Roberto Cicutto, president of the Venice Biennale Photo by Jacopo Salvi. Courtesy of La Biennale di Venezia

A ten-month research project involving 110 students will mark the launch of the Venice Biennale's new "contemporary arts research centre". It is the first step in ongoing efforts to turn the organisation that manages the world's most famous art exhibition into an all-year-round academic hub.

Earlier this year, Roberto Cicutto, president of the Biennale, revealed that the Historical Archives of Contemporary Arts (ASAC)—which conserves posters, catalogues, photos, documents and multimedia from Biennale exhibitions dating back to 1895—would become the focus of rigorous, interdisciplinary research. This, he argued, could draw academic excellence to Venice, transforming the city into a global leader in arts research and diversifying its tourism-oriented economy. 

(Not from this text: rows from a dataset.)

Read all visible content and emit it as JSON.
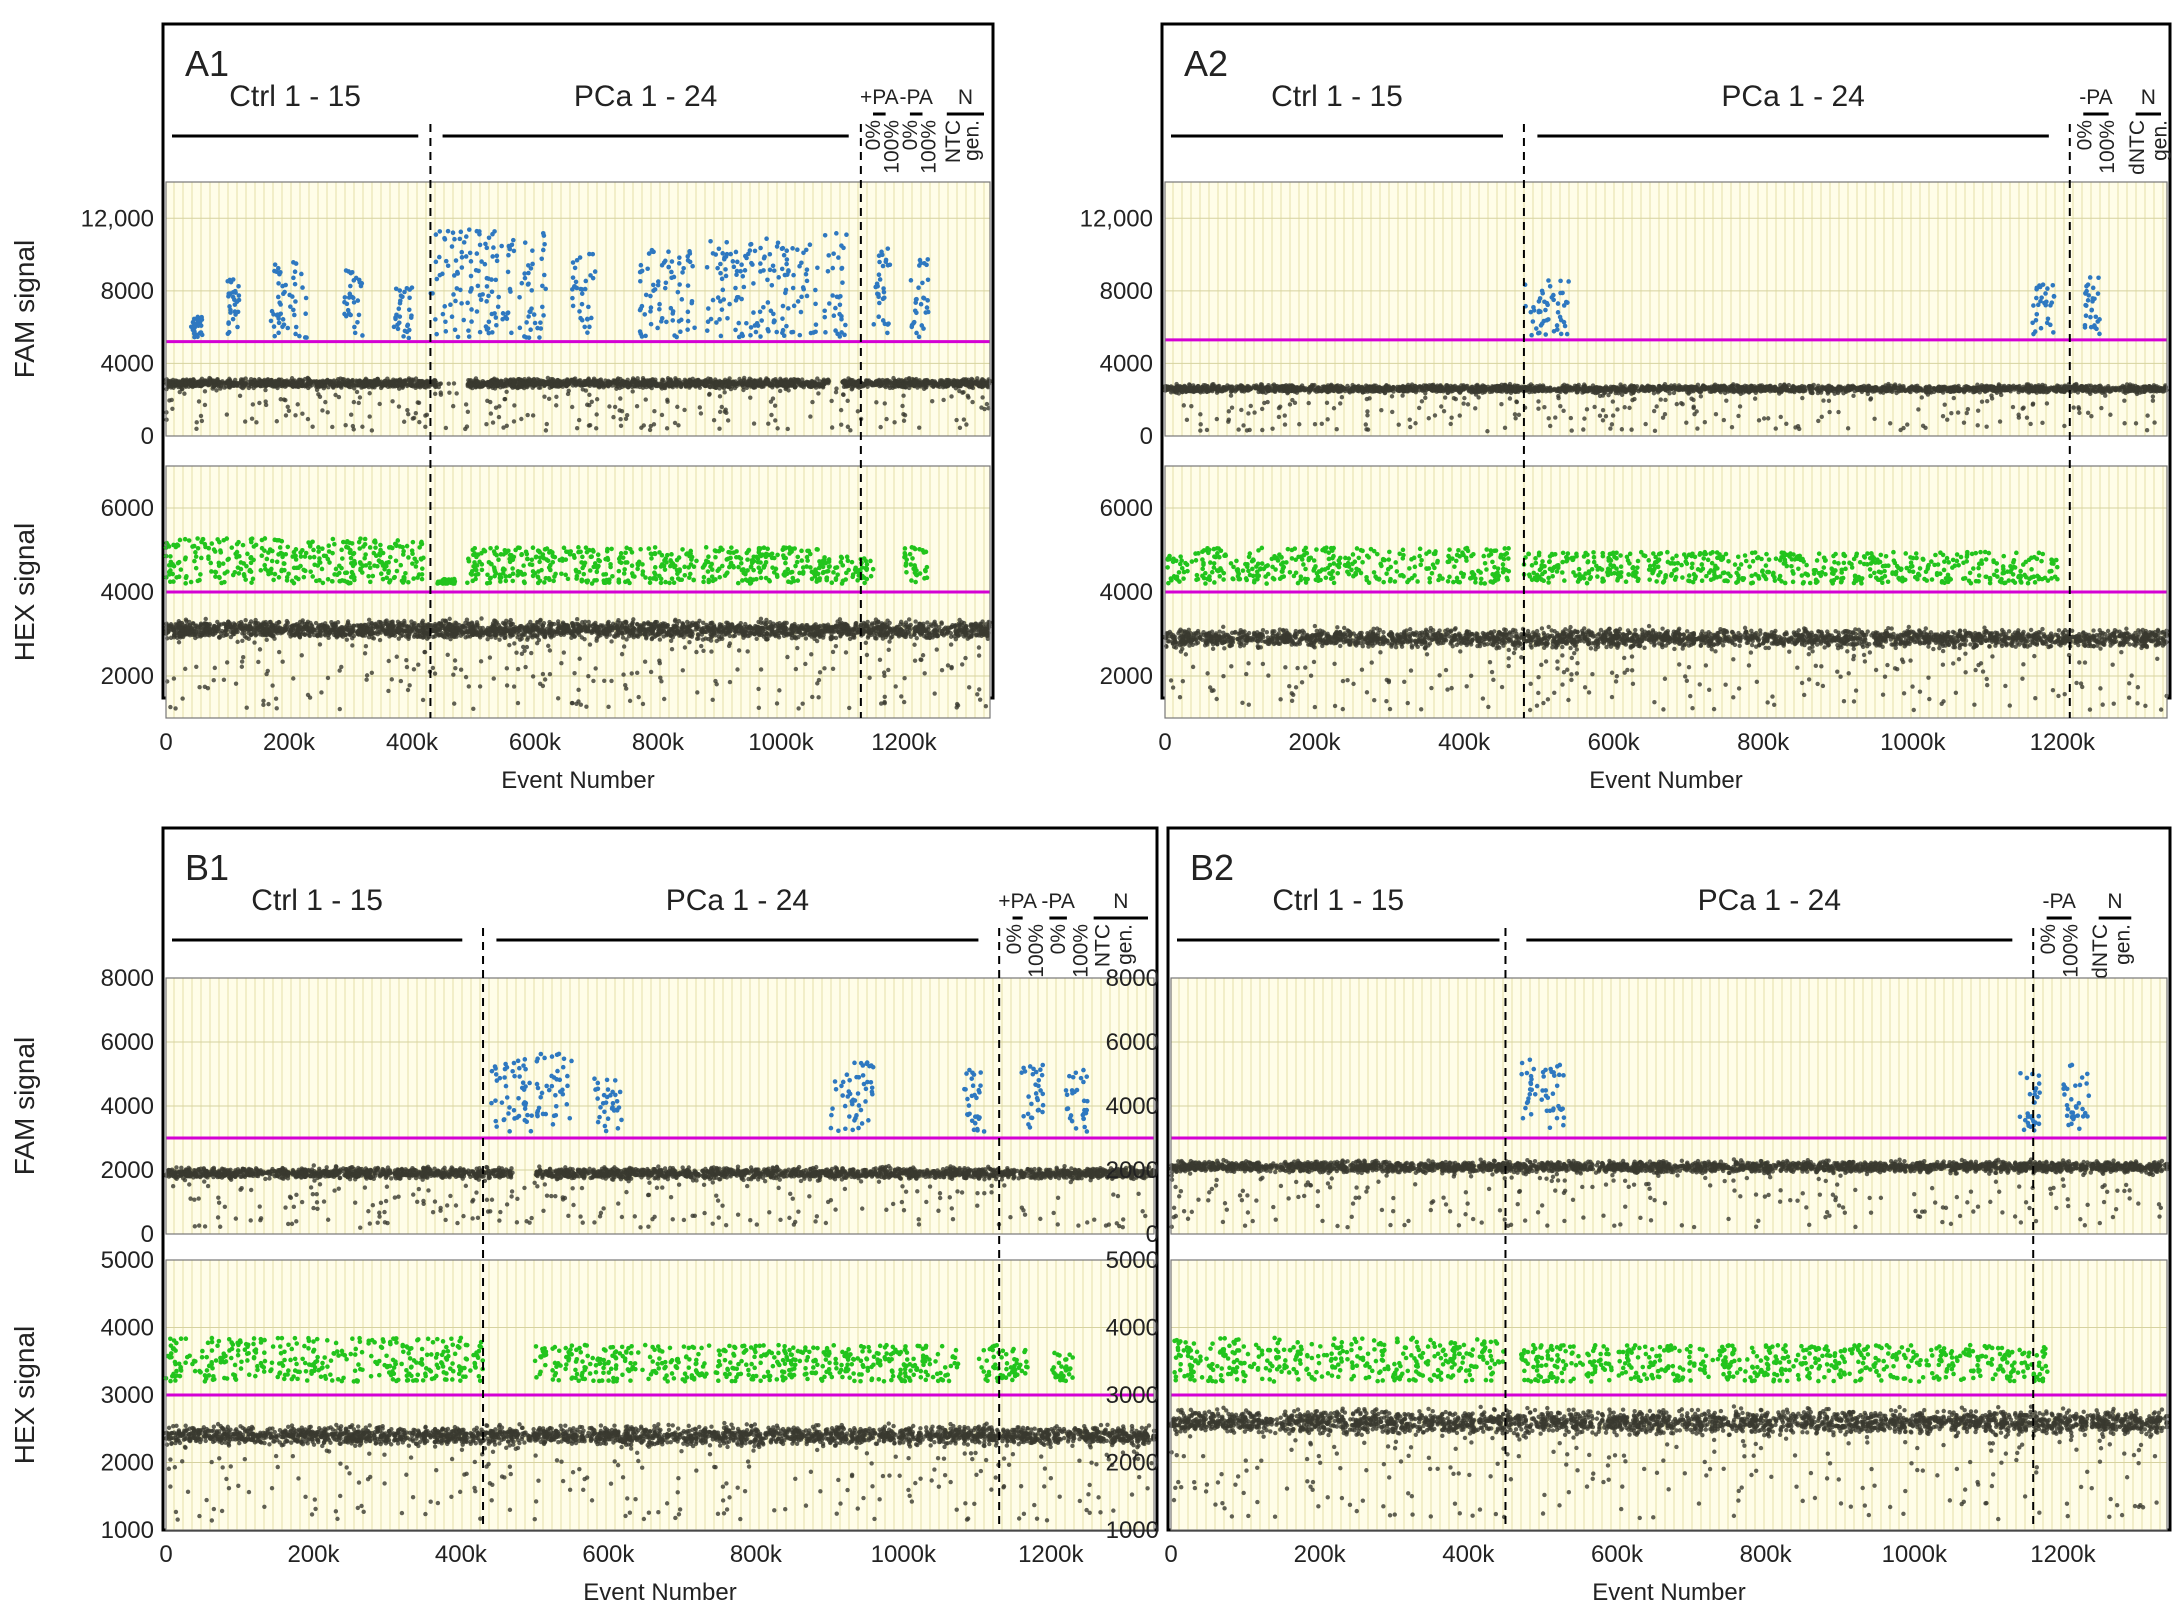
{
  "colors": {
    "positive_fam": "#2e78c0",
    "positive_hex": "#22c41c",
    "negative": "#3a3a30",
    "threshold": "#d400d4",
    "background": "#fffde8"
  },
  "panels": [
    {
      "id": "A1",
      "letter": "A1",
      "groups": [
        {
          "label": "Ctrl 1 - 15",
          "x0": 0,
          "x1": 420000
        },
        {
          "label": "PCa 1 - 24",
          "x0": 440000,
          "x1": 1120000
        },
        {
          "label": "+PA",
          "x0": 1140000,
          "x1": 1180000
        },
        {
          "label": "-PA",
          "x0": 1200000,
          "x1": 1240000
        },
        {
          "label": "N",
          "x0": 1260000,
          "x1": 1340000
        }
      ],
      "sublabels": [
        {
          "text": "0%",
          "x": 1150000
        },
        {
          "text": "100%",
          "x": 1180000
        },
        {
          "text": "0%",
          "x": 1210000
        },
        {
          "text": "100%",
          "x": 1240000
        },
        {
          "text": "NTC",
          "x": 1280000
        },
        {
          "text": "gen.",
          "x": 1310000
        }
      ],
      "dividers": [
        430000,
        1130000
      ],
      "x_range": [
        0,
        1340000
      ],
      "x_ticks": [
        "0",
        "200k",
        "400k",
        "600k",
        "800k",
        "1000k",
        "1200k"
      ],
      "x_label": "Event Number",
      "fam": {
        "y_label": "FAM signal",
        "y_range": [
          0,
          14000
        ],
        "y_ticks": [
          "0",
          "4000",
          "8000",
          "12,000"
        ],
        "threshold": 5200,
        "neg_level": 2900,
        "neg_spread": 350,
        "pos_blocks": [
          [
            40000,
            60000,
            6500
          ],
          [
            100000,
            120000,
            8500
          ],
          [
            170000,
            230000,
            9500
          ],
          [
            290000,
            320000,
            9000
          ],
          [
            370000,
            400000,
            8000
          ],
          [
            430000,
            620000,
            11000
          ],
          [
            660000,
            700000,
            10000
          ],
          [
            770000,
            860000,
            10000
          ],
          [
            880000,
            1060000,
            10500
          ],
          [
            1070000,
            1110000,
            11000
          ],
          [
            1150000,
            1180000,
            10000
          ],
          [
            1210000,
            1240000,
            9500
          ]
        ],
        "neg_gaps": [
          [
            440000,
            490000
          ],
          [
            1080000,
            1100000
          ]
        ]
      },
      "hex": {
        "y_label": "HEX signal",
        "y_range": [
          1000,
          7000
        ],
        "y_ticks": [
          "2000",
          "4000",
          "6000"
        ],
        "threshold": 4000,
        "neg_level": 3100,
        "neg_spread": 300,
        "pos_blocks": [
          [
            0,
            420000,
            5200
          ],
          [
            440000,
            470000,
            4300
          ],
          [
            490000,
            1060000,
            5000
          ],
          [
            1060000,
            1150000,
            4800
          ],
          [
            1200000,
            1240000,
            5000
          ]
        ],
        "neg_gaps": []
      }
    },
    {
      "id": "A2",
      "letter": "A2",
      "groups": [
        {
          "label": "Ctrl 1 - 15",
          "x0": 0,
          "x1": 460000
        },
        {
          "label": "PCa 1 - 24",
          "x0": 490000,
          "x1": 1190000
        },
        {
          "label": "-PA",
          "x0": 1220000,
          "x1": 1270000
        },
        {
          "label": "N",
          "x0": 1290000,
          "x1": 1340000
        }
      ],
      "sublabels": [
        {
          "text": "0%",
          "x": 1230000
        },
        {
          "text": "100%",
          "x": 1260000
        },
        {
          "text": "dNTC",
          "x": 1300000
        },
        {
          "text": "gen.",
          "x": 1330000
        }
      ],
      "dividers": [
        480000,
        1210000
      ],
      "x_range": [
        0,
        1340000
      ],
      "x_ticks": [
        "0",
        "200k",
        "400k",
        "600k",
        "800k",
        "1000k",
        "1200k"
      ],
      "x_label": "Event Number",
      "fam": {
        "y_label": "FAM signal",
        "y_range": [
          0,
          14000
        ],
        "y_ticks": [
          "0",
          "4000",
          "8000",
          "12,000"
        ],
        "threshold": 5300,
        "neg_level": 2600,
        "neg_spread": 300,
        "pos_blocks": [
          [
            480000,
            540000,
            8500
          ],
          [
            1160000,
            1190000,
            8200
          ],
          [
            1230000,
            1250000,
            8500
          ]
        ],
        "neg_gaps": []
      },
      "hex": {
        "y_label": "HEX signal",
        "y_range": [
          1000,
          7000
        ],
        "y_ticks": [
          "2000",
          "4000",
          "6000"
        ],
        "threshold": 4000,
        "neg_level": 2900,
        "neg_spread": 300,
        "pos_blocks": [
          [
            0,
            460000,
            5000
          ],
          [
            480000,
            1200000,
            4900
          ]
        ],
        "neg_gaps": []
      }
    },
    {
      "id": "B1",
      "letter": "B1",
      "groups": [
        {
          "label": "Ctrl 1 - 15",
          "x0": 0,
          "x1": 410000
        },
        {
          "label": "PCa 1 - 24",
          "x0": 440000,
          "x1": 1110000
        },
        {
          "label": "+PA",
          "x0": 1140000,
          "x1": 1170000
        },
        {
          "label": "-PA",
          "x0": 1190000,
          "x1": 1230000
        },
        {
          "label": "N",
          "x0": 1250000,
          "x1": 1340000
        }
      ],
      "sublabels": [
        {
          "text": "0%",
          "x": 1150000
        },
        {
          "text": "100%",
          "x": 1180000
        },
        {
          "text": "0%",
          "x": 1210000
        },
        {
          "text": "100%",
          "x": 1240000
        },
        {
          "text": "NTC",
          "x": 1270000
        },
        {
          "text": "gen.",
          "x": 1300000
        }
      ],
      "dividers": [
        430000,
        1130000
      ],
      "x_range": [
        0,
        1340000
      ],
      "x_ticks": [
        "0",
        "200k",
        "400k",
        "600k",
        "800k",
        "1000k",
        "1200k"
      ],
      "x_label": "Event Number",
      "fam": {
        "y_label": "FAM signal",
        "y_range": [
          0,
          8000
        ],
        "y_ticks": [
          "0",
          "2000",
          "4000",
          "6000",
          "8000"
        ],
        "threshold": 3000,
        "neg_level": 1900,
        "neg_spread": 250,
        "pos_blocks": [
          [
            440000,
            550000,
            5500
          ],
          [
            580000,
            620000,
            4800
          ],
          [
            900000,
            960000,
            5200
          ],
          [
            1080000,
            1110000,
            5000
          ],
          [
            1160000,
            1190000,
            5500
          ],
          [
            1220000,
            1250000,
            5000
          ]
        ],
        "neg_gaps": [
          [
            470000,
            500000
          ]
        ]
      },
      "hex": {
        "y_label": "HEX signal",
        "y_range": [
          1000,
          5000
        ],
        "y_ticks": [
          "1000",
          "2000",
          "3000",
          "4000",
          "5000"
        ],
        "threshold": 3000,
        "neg_level": 2400,
        "neg_spread": 200,
        "pos_blocks": [
          [
            0,
            430000,
            3800
          ],
          [
            500000,
            1080000,
            3700
          ],
          [
            1100000,
            1170000,
            3700
          ],
          [
            1200000,
            1230000,
            3600
          ]
        ],
        "neg_gaps": []
      }
    },
    {
      "id": "B2",
      "letter": "B2",
      "groups": [
        {
          "label": "Ctrl 1 - 15",
          "x0": 0,
          "x1": 450000
        },
        {
          "label": "PCa 1 - 24",
          "x0": 470000,
          "x1": 1140000
        },
        {
          "label": "-PA",
          "x0": 1170000,
          "x1": 1220000
        },
        {
          "label": "N",
          "x0": 1240000,
          "x1": 1300000
        }
      ],
      "sublabels": [
        {
          "text": "0%",
          "x": 1180000
        },
        {
          "text": "100%",
          "x": 1210000
        },
        {
          "text": "dNTC",
          "x": 1250000
        },
        {
          "text": "gen.",
          "x": 1280000
        }
      ],
      "dividers": [
        450000,
        1160000
      ],
      "x_range": [
        0,
        1340000
      ],
      "x_ticks": [
        "0",
        "200k",
        "400k",
        "600k",
        "800k",
        "1000k",
        "1200k"
      ],
      "x_label": "Event Number",
      "fam": {
        "y_label": "FAM signal",
        "y_range": [
          0,
          8000
        ],
        "y_ticks": [
          "0",
          "2000",
          "4000",
          "6000",
          "8000"
        ],
        "threshold": 3000,
        "neg_level": 2100,
        "neg_spread": 250,
        "pos_blocks": [
          [
            470000,
            530000,
            5300
          ],
          [
            1140000,
            1170000,
            5000
          ],
          [
            1200000,
            1240000,
            5200
          ]
        ],
        "neg_gaps": []
      },
      "hex": {
        "y_label": "HEX signal",
        "y_range": [
          1000,
          5000
        ],
        "y_ticks": [
          "1000",
          "2000",
          "3000",
          "4000",
          "5000"
        ],
        "threshold": 3000,
        "neg_level": 2600,
        "neg_spread": 250,
        "pos_blocks": [
          [
            0,
            450000,
            3800
          ],
          [
            470000,
            1180000,
            3700
          ]
        ],
        "neg_gaps": []
      }
    }
  ],
  "chart_data": [
    {
      "type": "scatter",
      "panel": "A1",
      "channel": "FAM",
      "ylabel": "FAM signal",
      "xlabel": "Event Number",
      "xlim": [
        0,
        1340000
      ],
      "ylim": [
        0,
        14000
      ],
      "threshold": 5200
    },
    {
      "type": "scatter",
      "panel": "A1",
      "channel": "HEX",
      "ylabel": "HEX signal",
      "xlabel": "Event Number",
      "xlim": [
        0,
        1340000
      ],
      "ylim": [
        1000,
        7000
      ],
      "threshold": 4000
    },
    {
      "type": "scatter",
      "panel": "A2",
      "channel": "FAM",
      "ylabel": "FAM signal",
      "xlabel": "Event Number",
      "xlim": [
        0,
        1340000
      ],
      "ylim": [
        0,
        14000
      ],
      "threshold": 5300
    },
    {
      "type": "scatter",
      "panel": "A2",
      "channel": "HEX",
      "ylabel": "HEX signal",
      "xlabel": "Event Number",
      "xlim": [
        0,
        1340000
      ],
      "ylim": [
        1000,
        7000
      ],
      "threshold": 4000
    },
    {
      "type": "scatter",
      "panel": "B1",
      "channel": "FAM",
      "ylabel": "FAM signal",
      "xlabel": "Event Number",
      "xlim": [
        0,
        1340000
      ],
      "ylim": [
        0,
        8000
      ],
      "threshold": 3000
    },
    {
      "type": "scatter",
      "panel": "B1",
      "channel": "HEX",
      "ylabel": "HEX signal",
      "xlabel": "Event Number",
      "xlim": [
        0,
        1340000
      ],
      "ylim": [
        1000,
        5000
      ],
      "threshold": 3000
    },
    {
      "type": "scatter",
      "panel": "B2",
      "channel": "FAM",
      "ylabel": "FAM signal",
      "xlabel": "Event Number",
      "xlim": [
        0,
        1340000
      ],
      "ylim": [
        0,
        8000
      ],
      "threshold": 3000
    },
    {
      "type": "scatter",
      "panel": "B2",
      "channel": "HEX",
      "ylabel": "HEX signal",
      "xlabel": "Event Number",
      "xlim": [
        0,
        1340000
      ],
      "ylim": [
        1000,
        5000
      ],
      "threshold": 3000
    }
  ]
}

In the centre’s inaugural project, which was unveiled at the Italian Pavilion at Expo 2020 Dubai on 5 October and will begin next month, students from six Italian higher education institutions will research the life and work of international participants in previous Biennale editions from 1999 to 2020. They will create a database listing the participants’ age, sex, provenance and academic profile, Cicutto tells The Art Newspaper.

This so-called “geographical map”, he says, will facilitate future research into “the role of culture in diverse geographical areas, political settings and economies”.

Students from the participating institutions will be divided into 11 groups and each complete a three-month “apprenticeship”, including one month at the archive’s site in Porto Maghera and two in their own university or college departments. Debora Rossi, director of ASAC, will coordinate the project, with all of the archive’s staff providing organisational support.

The results of the study will be announced in November 2022. In the meantime, Cicutto is already working on future research projects. Research projects will soon be assigned to external coordinators, particularly the curators and directors of the Biennale’s six sections, and the centre will soon start work on a new database cataloguing heritage conserved in Venice’s historic cultural institutions.

The inaugural project will be conducted by students from IULM, Libera Università di Lingue e Comunicazione, Sapienza Università di Roma, Università IUAV di Venezia, Università Ca' Foscari Venezia, the Accademia di Belle Arti di Venezia and the Conservatorio di Musica Benedetto Marcello Venezia. It will help make Venice “a powerful magnet for those who come to Venice as a student, researcher, curator or simply a lover of the arts,” Cicutto predicts.